Genesis infect your computer with a persistent malware (the "bot" as mentioned in the article) which let their customer who bought access do anything on the infected machine. There are plenty of way your computer can get compromised, which will install the botnet client as the final payload.
Wait so its not a market? I thought this was a resource where black hats go to sell their data. But you're saying that Genesis is the only black hat, and their "market" is just selling their own data?

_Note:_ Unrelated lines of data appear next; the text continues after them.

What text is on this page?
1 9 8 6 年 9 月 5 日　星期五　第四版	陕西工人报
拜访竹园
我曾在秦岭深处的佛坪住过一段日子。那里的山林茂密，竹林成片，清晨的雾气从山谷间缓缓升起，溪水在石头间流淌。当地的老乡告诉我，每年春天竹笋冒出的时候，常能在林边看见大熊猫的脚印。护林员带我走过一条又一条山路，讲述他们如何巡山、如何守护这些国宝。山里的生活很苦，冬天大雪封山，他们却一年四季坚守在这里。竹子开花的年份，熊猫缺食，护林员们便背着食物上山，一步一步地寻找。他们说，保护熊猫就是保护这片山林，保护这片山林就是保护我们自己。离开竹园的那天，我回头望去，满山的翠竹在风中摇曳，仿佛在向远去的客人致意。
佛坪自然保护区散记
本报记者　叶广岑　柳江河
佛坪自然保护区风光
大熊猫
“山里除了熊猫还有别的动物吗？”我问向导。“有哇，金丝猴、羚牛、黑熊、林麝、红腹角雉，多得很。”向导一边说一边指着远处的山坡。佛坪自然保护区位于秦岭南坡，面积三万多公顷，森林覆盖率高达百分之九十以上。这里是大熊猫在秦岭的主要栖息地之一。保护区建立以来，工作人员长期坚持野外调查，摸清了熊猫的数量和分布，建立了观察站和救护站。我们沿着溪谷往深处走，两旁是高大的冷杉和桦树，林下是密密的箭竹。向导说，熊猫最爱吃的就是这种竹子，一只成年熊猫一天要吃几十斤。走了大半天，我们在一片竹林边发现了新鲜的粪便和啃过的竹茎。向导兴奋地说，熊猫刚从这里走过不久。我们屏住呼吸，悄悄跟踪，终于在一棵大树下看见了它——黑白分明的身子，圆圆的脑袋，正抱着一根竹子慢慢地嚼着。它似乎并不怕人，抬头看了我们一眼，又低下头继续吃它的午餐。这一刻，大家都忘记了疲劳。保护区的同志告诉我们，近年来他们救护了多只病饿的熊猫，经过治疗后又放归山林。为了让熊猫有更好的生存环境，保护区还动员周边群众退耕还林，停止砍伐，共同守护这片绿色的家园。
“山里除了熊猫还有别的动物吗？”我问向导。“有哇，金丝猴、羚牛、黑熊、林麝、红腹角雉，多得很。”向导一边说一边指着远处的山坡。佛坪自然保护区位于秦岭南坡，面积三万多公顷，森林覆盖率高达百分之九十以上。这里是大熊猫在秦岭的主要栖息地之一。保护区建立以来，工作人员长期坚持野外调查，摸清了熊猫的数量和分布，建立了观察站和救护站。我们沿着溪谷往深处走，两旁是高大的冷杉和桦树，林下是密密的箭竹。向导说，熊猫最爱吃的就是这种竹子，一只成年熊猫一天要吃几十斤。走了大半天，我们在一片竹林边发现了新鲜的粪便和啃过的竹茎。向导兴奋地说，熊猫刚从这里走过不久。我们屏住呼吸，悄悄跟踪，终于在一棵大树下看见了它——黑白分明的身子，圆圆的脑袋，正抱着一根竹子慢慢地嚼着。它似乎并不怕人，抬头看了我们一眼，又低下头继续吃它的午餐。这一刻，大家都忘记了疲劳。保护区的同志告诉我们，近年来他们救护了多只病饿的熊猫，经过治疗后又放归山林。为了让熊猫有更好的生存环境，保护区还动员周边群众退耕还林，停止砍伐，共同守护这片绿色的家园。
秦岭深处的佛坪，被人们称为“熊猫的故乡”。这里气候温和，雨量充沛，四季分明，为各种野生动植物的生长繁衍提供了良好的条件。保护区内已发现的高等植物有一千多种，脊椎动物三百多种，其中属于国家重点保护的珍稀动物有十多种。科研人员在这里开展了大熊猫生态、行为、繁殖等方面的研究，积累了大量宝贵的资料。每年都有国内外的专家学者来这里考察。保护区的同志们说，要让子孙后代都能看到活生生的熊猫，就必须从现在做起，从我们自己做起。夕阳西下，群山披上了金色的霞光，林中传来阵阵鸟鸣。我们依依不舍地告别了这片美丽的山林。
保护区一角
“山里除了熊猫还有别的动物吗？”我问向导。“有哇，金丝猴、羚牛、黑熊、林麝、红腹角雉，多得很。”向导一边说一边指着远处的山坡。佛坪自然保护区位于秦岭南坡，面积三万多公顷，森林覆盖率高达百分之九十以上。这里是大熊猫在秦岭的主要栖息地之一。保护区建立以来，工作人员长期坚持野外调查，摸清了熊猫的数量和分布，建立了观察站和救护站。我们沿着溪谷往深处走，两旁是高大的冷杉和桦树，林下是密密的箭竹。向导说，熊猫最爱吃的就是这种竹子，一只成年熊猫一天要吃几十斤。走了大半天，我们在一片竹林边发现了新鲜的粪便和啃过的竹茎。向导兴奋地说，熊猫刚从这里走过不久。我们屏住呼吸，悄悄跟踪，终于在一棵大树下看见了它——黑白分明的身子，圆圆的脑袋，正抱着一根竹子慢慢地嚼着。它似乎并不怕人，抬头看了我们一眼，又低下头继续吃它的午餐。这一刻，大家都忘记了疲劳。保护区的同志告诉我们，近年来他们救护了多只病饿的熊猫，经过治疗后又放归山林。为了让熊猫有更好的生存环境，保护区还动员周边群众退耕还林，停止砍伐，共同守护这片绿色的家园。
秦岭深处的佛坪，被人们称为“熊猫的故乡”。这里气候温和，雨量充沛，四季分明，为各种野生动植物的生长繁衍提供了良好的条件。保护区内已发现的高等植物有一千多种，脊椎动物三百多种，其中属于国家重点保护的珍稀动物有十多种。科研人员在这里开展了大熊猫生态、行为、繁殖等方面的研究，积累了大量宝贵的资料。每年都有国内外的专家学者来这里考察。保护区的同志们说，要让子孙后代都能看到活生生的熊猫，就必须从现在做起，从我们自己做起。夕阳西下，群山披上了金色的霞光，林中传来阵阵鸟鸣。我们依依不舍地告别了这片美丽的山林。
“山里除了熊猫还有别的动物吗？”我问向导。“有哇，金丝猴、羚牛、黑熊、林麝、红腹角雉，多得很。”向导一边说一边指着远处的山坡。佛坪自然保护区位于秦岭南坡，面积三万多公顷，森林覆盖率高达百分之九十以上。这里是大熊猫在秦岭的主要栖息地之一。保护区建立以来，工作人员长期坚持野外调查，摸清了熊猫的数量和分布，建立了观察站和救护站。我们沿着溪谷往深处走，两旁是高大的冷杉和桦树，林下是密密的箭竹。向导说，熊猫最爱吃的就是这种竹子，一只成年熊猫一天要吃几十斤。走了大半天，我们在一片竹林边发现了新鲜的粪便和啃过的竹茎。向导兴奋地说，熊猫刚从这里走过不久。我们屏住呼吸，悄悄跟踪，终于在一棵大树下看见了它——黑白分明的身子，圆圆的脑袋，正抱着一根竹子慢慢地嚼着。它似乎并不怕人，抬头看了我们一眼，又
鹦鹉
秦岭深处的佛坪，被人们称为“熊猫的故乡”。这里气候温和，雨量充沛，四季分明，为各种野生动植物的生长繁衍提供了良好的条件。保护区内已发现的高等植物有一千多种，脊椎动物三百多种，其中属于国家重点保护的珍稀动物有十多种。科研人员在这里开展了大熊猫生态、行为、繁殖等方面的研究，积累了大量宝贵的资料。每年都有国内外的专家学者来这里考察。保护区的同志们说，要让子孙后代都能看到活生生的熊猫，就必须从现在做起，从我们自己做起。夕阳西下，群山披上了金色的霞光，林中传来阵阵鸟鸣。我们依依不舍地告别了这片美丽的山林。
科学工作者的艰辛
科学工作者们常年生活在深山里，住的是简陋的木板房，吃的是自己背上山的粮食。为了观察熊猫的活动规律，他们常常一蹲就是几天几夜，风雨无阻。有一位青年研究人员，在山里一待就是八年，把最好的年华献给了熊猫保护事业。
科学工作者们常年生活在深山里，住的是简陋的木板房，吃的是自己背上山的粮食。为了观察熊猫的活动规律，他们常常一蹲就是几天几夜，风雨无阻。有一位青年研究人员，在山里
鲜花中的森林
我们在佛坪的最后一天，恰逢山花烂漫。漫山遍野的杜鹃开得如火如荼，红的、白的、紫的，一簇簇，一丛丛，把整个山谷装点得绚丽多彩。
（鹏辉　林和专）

Yep. But there was nothing stopping a black hat from contacting the admin and selling their own botted data to genesis shop. Criminal organizations have supply chains.
I don’t have any insider knowledge or anything but only suspicions - I have friends who have developed relatively simple browser extensions like dark mode ones / filtering ones etc.
Once they get to like 100k DAU popularity level you’ll start getting emails from people who claim to want to purchase the extension from you for a few thousand or “sponsor” the development by supporting you with ads.
You either sell it, or include some JavaScript that later (few weeks) turns malicious and starts harvesting.
That’s probably how. Like I say, I have no idea if that’s how these people work, but it seems a likely attack vector.
malware spread by email. this is how yotube channels get hacked for Elon crypto scam livestreams. the session is hijacked too.
a second way is through chrome extensions that log cookies and form data. the old cookies can be replaced with the new, stolen session via cookie editor
Genesis Market provided access to a wide list of services with user accounts from all over the world. Among them were Gmail, Facebook, Netflix, Spotify, WordPress, PayPal, Reddit, Amazon, LinkedIn, Cloudflare, Twitter, Zoom, and Ebay.
This is why 'strong passwords' will never be good enough when hackers simply control the actual session
Imagine a DAO Contract using Chat GPT to re-opening such markets with laundered drug funds every time the last one expires.
Talk about whack the mole debugging of the virtual by the real space. It could even come to a "arrangement" with the agents, increasing the number of markets to "bash" over time, so a metric for success exists and grows.
Sounds like it and it sounds like they built a chrome extension that effectively acts as a proxy for traffic through the target IP with the appropriate metadata to trick fingerprinters.
I'm just waiting for hackers to seize fbi.gov and replace their page with a "this page has been seized by Anonymous" (or whoever). I will laugh my ass off when it happens.
https://genesis.market/
The FBI agent in a hoodie, eating a cookie while hacking into the Matrix is just too good.